Bluesky is a centralized system with a single feed that is so fast moving and full of spam that a little bit more would not be noticed indeed. But that is not a good thing.
And anyways, the fun stops if you abuse other peoples work and fun projects with your “fun”. Asking to unlist the bots is entirely reasonable and would have not impacted the operation of these bots at all. But apparently there was a big ego that didn’t like the idea and decided to throw a fit about it 🤦
Again, missing the forest because there is one tree you don’t like:
What about the users on mas.to who wanted to follow the bots? Why do they have to simply accept that they can not follow the solar bots because the admin is fussy about the local timeline?

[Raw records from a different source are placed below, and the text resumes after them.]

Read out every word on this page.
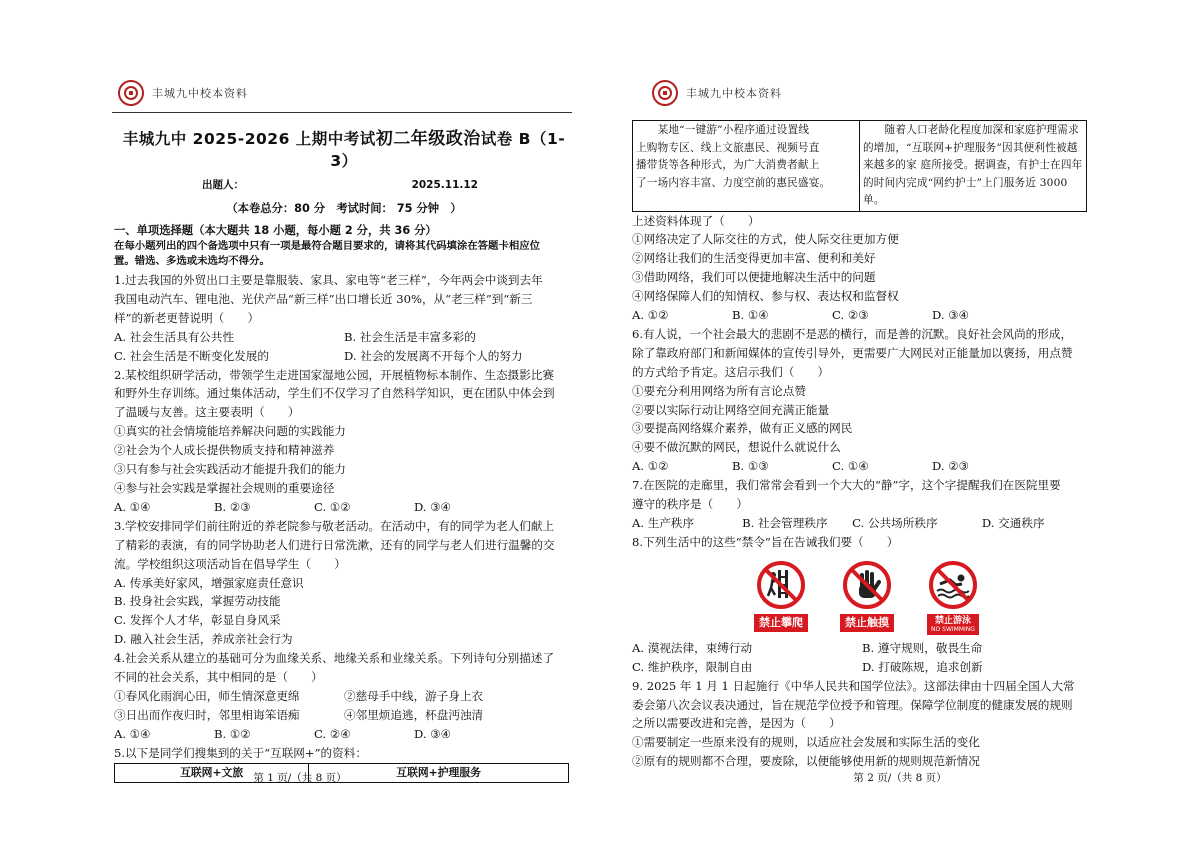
丰城九中校本资料
丰城九中 2025-2026 上期中考试初二年级政治试卷 B（1-3）
出题人：	2025.11.12
（本卷总分：80 分　考试时间： 75 分钟　）
一、单项选择题（本大题共 18 小题，每小题 2 分，共 36 分）
在每小题列出的四个备选项中只有一项是最符合题目要求的，请将其代码填涂在答题卡相应位
置。错选、多选或未选均不得分。
1.过去我国的外贸出口主要是靠服装、家具、家电等“老三样”，今年两会中谈到去年
我国电动汽车、锂电池、光伏产品“新三样”出口增长近 30%，从“老三样”到“新三
样”的新老更替说明（　　）
A. 社会生活具有公共性	B. 社会生活是丰富多彩的
C. 社会生活是不断变化发展的	D. 社会的发展离不开每个人的努力
2.某校组织研学活动，带领学生走进国家湿地公园，开展植物标本制作、生态摄影比赛
和野外生存训练。通过集体活动，学生们不仅学习了自然科学知识，更在团队中体会到
了温暖与友善。这主要表明（　　）
①真实的社会情境能培养解决问题的实践能力
②社会为个人成长提供物质支持和精神滋养
③只有参与社会实践活动才能提升我们的能力
④参与社会实践是掌握社会规则的重要途径
A. ①④	B. ②③	C. ①②	D. ③④
3.学校安排同学们前往附近的养老院参与敬老活动。在活动中，有的同学为老人们献上
了精彩的表演，有的同学协助老人们进行日常洗漱，还有的同学与老人们进行温馨的交
流。学校组织这项活动旨在倡导学生（　　）
A. 传承美好家风，增强家庭责任意识
B. 投身社会实践，掌握劳动技能
C. 发挥个人才华，彰显自身风采
D. 融入社会生活，养成亲社会行为
4.社会关系从建立的基础可分为血缘关系、地缘关系和业缘关系。下列诗句分别描述了
不同的社会关系，其中相同的是（　　）
①春风化雨润心田，师生情深意更绵	②慈母手中线，游子身上衣
③日出而作夜归时，邻里相诲笨语痴	④邻里烦追逃，杯盘沔浊清
A. ①④	B. ①②	C. ②④	D. ③④
5.以下是同学们搜集到的关于“互联网+”的资料：
互联网+文旅	互联网+护理服务
第 1 页/（共 8 页）
丰城九中校本资料
　　某地“一键游”小程序通过设置线
上购物专区、线上文旅惠民、视频号直
播带货等各种形式，为广大消费者献上
了一场内容丰富、力度空前的惠民盛宴。

　　随着人口老龄化程度加深和家庭护理需求
的增加，“互联网+护理服务”因其便利性被越
来越多的家 庭所接受。据调查，有护士在四年
的时间内完成“网约护士”上门服务近 3000 单。
上述资料体现了（　　）
①网络决定了人际交往的方式，使人际交往更加方便
②网络让我们的生活变得更加丰富、便利和美好
③借助网络，我们可以便捷地解决生活中的问题
④网络保障人们的知情权、参与权、表达权和监督权
A. ①②	B. ①④	C. ②③	D. ③④
6.有人说，一个社会最大的悲剧不是恶的横行，而是善的沉默。良好社会风尚的形成，
除了靠政府部门和新闻媒体的宣传引导外，更需要广大网民对正能量加以褒扬，用点赞
的方式给予肯定。这启示我们（　　）
①要充分利用网络为所有言论点赞
②要以实际行动让网络空间充满正能量
③要提高网络媒介素养，做有正义感的网民
④要不做沉默的网民，想说什么就说什么
A. ①②	B. ①③	C. ①④	D. ②③
7.在医院的走廊里，我们常常会看到一个大大的“静”字，这个字提醒我们在医院里要
遵守的秩序是（　　）
A. 生产秩序	B. 社会管理秩序	C. 公共场所秩序	D. 交通秩序
8.下列生活中的这些“禁令”旨在告诫我们要（　　）
禁止攀爬	禁止触摸	禁止游泳
NO SWIMMING
A. 漠视法律，束缚行动	B. 遵守规则，敬畏生命
C. 维护秩序，限制自由	D. 打破陈规，追求创新
9. 2025 年 1 月 1 日起施行《中华人民共和国学位法》。这部法律由十四届全国人大常
委会第八次会议表决通过，旨在规范学位授予和管理。保障学位制度的健康发展的规则
之所以需要改进和完善，是因为（　　）
①需要制定一些原来没有的规则，以适应社会发展和实际生活的变化
②原有的规则都不合理，要废除，以便能够使用新的规则规范新情况
第 2 页/（共 8 页）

This is not an hypothetical scenario. It happened with alien.top. There were users from LW that wanted the mirror bots from alien.top. That’s why they subscribed to it, and LW (among some others) decided to shut it down.
Now, what do you think would be the appropriate response to the users of LW? Do you think those voluntarily following the communities were seeing it as the bots as “abusing the instance” or “providing an useful service”?
when dealing with alien.top, admins had these choices:
defederate and tell users to move instance if they want to see alien.top content
demonize the creator of the instance for the crime of “flooding the Fediverse with content people were interested in receiving”
accept all content anyway and figure out a way to bear the extra costs to serve your community
Each one of them, no exceptions, shows a different systemic failure with the Fediverse.
Botsin.space existed for a long while and wasn’t widely defederated. Just saying…
If it was a remote instance they would not show up on the local feed, and only those bot someone local actually subscribed to would show up on the federated timeline. Hence it would be very unlikely that these bots would be have been banned by mas.to and thus their users would not have been effected at all.
alien.top was way, way worse than 4 post an hour, so the comparison does not hold. And people can easily move to another instance that allows bot spam if they wish so.
But this entire argument is besides the point. alien.top did not abuse lemmy.world to publish their bots, so it can not be compared to the situation here.
As for those three points: that is not a “systematic failure” at all, but the system working as intended and defending itself against abuse. If people want to subscribe to bot spam they can start their own instance or register directly on alien.top.
Blocked for bot spam
People who use that phrase lack any sense of irony or self awareness.